The move will ensure better disclosure and transparency, Sebi chief Ajay Tyagi told reporters after the board meeting.
"The board has decided that in case of any default in repayment of principle and interest on loans from banks or financial institutions which continues beyond 30 days from the pre-agreed payment date, listed entities shall promptly, but not later than 24 hours from the 30th day, disclose the fact of such default," Sebi said.
The decision has been taken to address the gaps in the availability of information with respect to defaults, the regulator said.
This would be applicable from January 1, 2020.
There have been several instances of huge loan defaults by corporates, including in cases like Infrastructure Leasing & Financial Services Ltd (IL&FS). In many cases, the disclosure about loan default has been very late and share prices have fallen sharply.

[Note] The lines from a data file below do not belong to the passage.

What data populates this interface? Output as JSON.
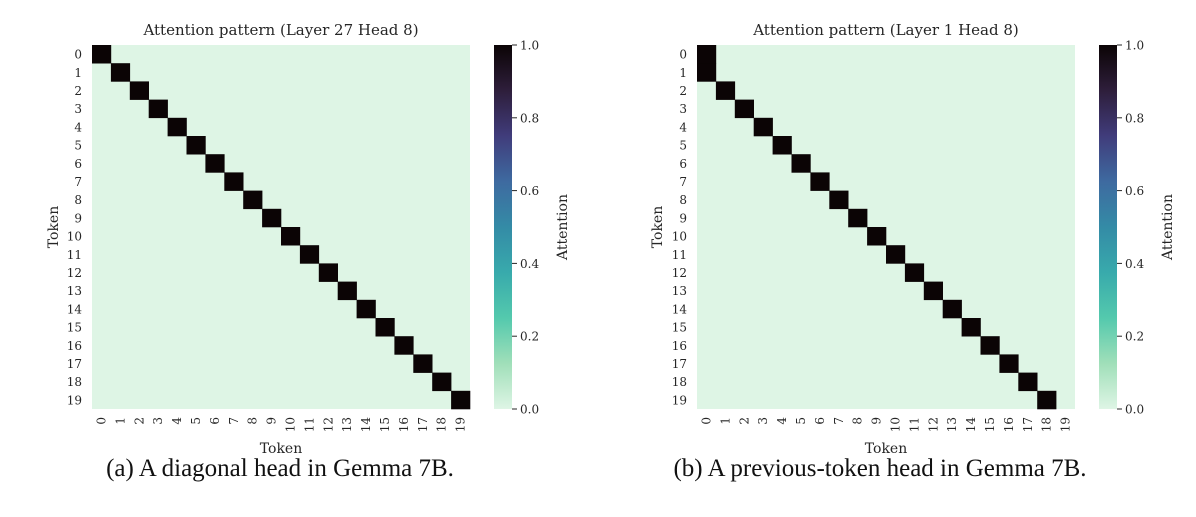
{
  "colors": {
    "low": "#def5e5",
    "stops": [
      "#def5e5",
      "#a0dfb9",
      "#54c9ad",
      "#38aaac",
      "#348ba6",
      "#3e6aa0",
      "#403c7b",
      "#2e1e3b",
      "#0b0405"
    ]
  },
  "chart_data": [
    {
      "type": "heatmap",
      "title": "Attention pattern (Layer 27 Head 8)",
      "xlabel": "Token",
      "ylabel": "Token",
      "x_ticks": [
        "0",
        "1",
        "2",
        "3",
        "4",
        "5",
        "6",
        "7",
        "8",
        "9",
        "10",
        "11",
        "12",
        "13",
        "14",
        "15",
        "16",
        "17",
        "18",
        "19"
      ],
      "y_ticks": [
        "0",
        "1",
        "2",
        "3",
        "4",
        "5",
        "6",
        "7",
        "8",
        "9",
        "10",
        "11",
        "12",
        "13",
        "14",
        "15",
        "16",
        "17",
        "18",
        "19"
      ],
      "colorbar": {
        "label": "Attention",
        "min": 0.0,
        "max": 1.0,
        "ticks": [
          "0.0",
          "0.2",
          "0.4",
          "0.6",
          "0.8",
          "1.0"
        ]
      },
      "pattern": "diagonal",
      "description": "value 1.0 at (row i, col i) for i = 0..19, all other cells 0.0",
      "nonzero_cells": [
        [
          0,
          0,
          1.0
        ],
        [
          1,
          1,
          1.0
        ],
        [
          2,
          2,
          1.0
        ],
        [
          3,
          3,
          1.0
        ],
        [
          4,
          4,
          1.0
        ],
        [
          5,
          5,
          1.0
        ],
        [
          6,
          6,
          1.0
        ],
        [
          7,
          7,
          1.0
        ],
        [
          8,
          8,
          1.0
        ],
        [
          9,
          9,
          1.0
        ],
        [
          10,
          10,
          1.0
        ],
        [
          11,
          11,
          1.0
        ],
        [
          12,
          12,
          1.0
        ],
        [
          13,
          13,
          1.0
        ],
        [
          14,
          14,
          1.0
        ],
        [
          15,
          15,
          1.0
        ],
        [
          16,
          16,
          1.0
        ],
        [
          17,
          17,
          1.0
        ],
        [
          18,
          18,
          1.0
        ],
        [
          19,
          19,
          1.0
        ]
      ],
      "caption": "(a) A diagonal head in Gemma 7B."
    },
    {
      "type": "heatmap",
      "title": "Attention pattern (Layer 1 Head 8)",
      "xlabel": "Token",
      "ylabel": "Token",
      "x_ticks": [
        "0",
        "1",
        "2",
        "3",
        "4",
        "5",
        "6",
        "7",
        "8",
        "9",
        "10",
        "11",
        "12",
        "13",
        "14",
        "15",
        "16",
        "17",
        "18",
        "19"
      ],
      "y_ticks": [
        "0",
        "1",
        "2",
        "3",
        "4",
        "5",
        "6",
        "7",
        "8",
        "9",
        "10",
        "11",
        "12",
        "13",
        "14",
        "15",
        "16",
        "17",
        "18",
        "19"
      ],
      "colorbar": {
        "label": "Attention",
        "min": 0.0,
        "max": 1.0,
        "ticks": [
          "0.0",
          "0.2",
          "0.4",
          "0.6",
          "0.8",
          "1.0"
        ]
      },
      "pattern": "previous-token",
      "description": "value 1.0 at (row 0, col 0) and (row i, col i-1) for i = 1..19, all other cells 0.0",
      "nonzero_cells": [
        [
          0,
          0,
          1.0
        ],
        [
          1,
          0,
          1.0
        ],
        [
          2,
          1,
          1.0
        ],
        [
          3,
          2,
          1.0
        ],
        [
          4,
          3,
          1.0
        ],
        [
          5,
          4,
          1.0
        ],
        [
          6,
          5,
          1.0
        ],
        [
          7,
          6,
          1.0
        ],
        [
          8,
          7,
          1.0
        ],
        [
          9,
          8,
          1.0
        ],
        [
          10,
          9,
          1.0
        ],
        [
          11,
          10,
          1.0
        ],
        [
          12,
          11,
          1.0
        ],
        [
          13,
          12,
          1.0
        ],
        [
          14,
          13,
          1.0
        ],
        [
          15,
          14,
          1.0
        ],
        [
          16,
          15,
          1.0
        ],
        [
          17,
          16,
          1.0
        ],
        [
          18,
          17,
          1.0
        ],
        [
          19,
          18,
          1.0
        ]
      ],
      "caption": "(b) A previous-token head in Gemma 7B."
    }
  ]
}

"The objective of new default disclosure is to get more openness to help investors," Tyagi said.
Asked whether RBI agreed to the new norms, Tyagi said that a deputy governor of the central bank is on the board of Sebi and therefore they are also in agreement.
"One day default disclosure was not agreed to by the board. This scheme of 30 days is implementable," he said referring to an earlier proposal of making a loan default disclosure within a day of default.
Tyagi also said that the board had discussions on proxy advisory firms as well and will discuss more in the next meet.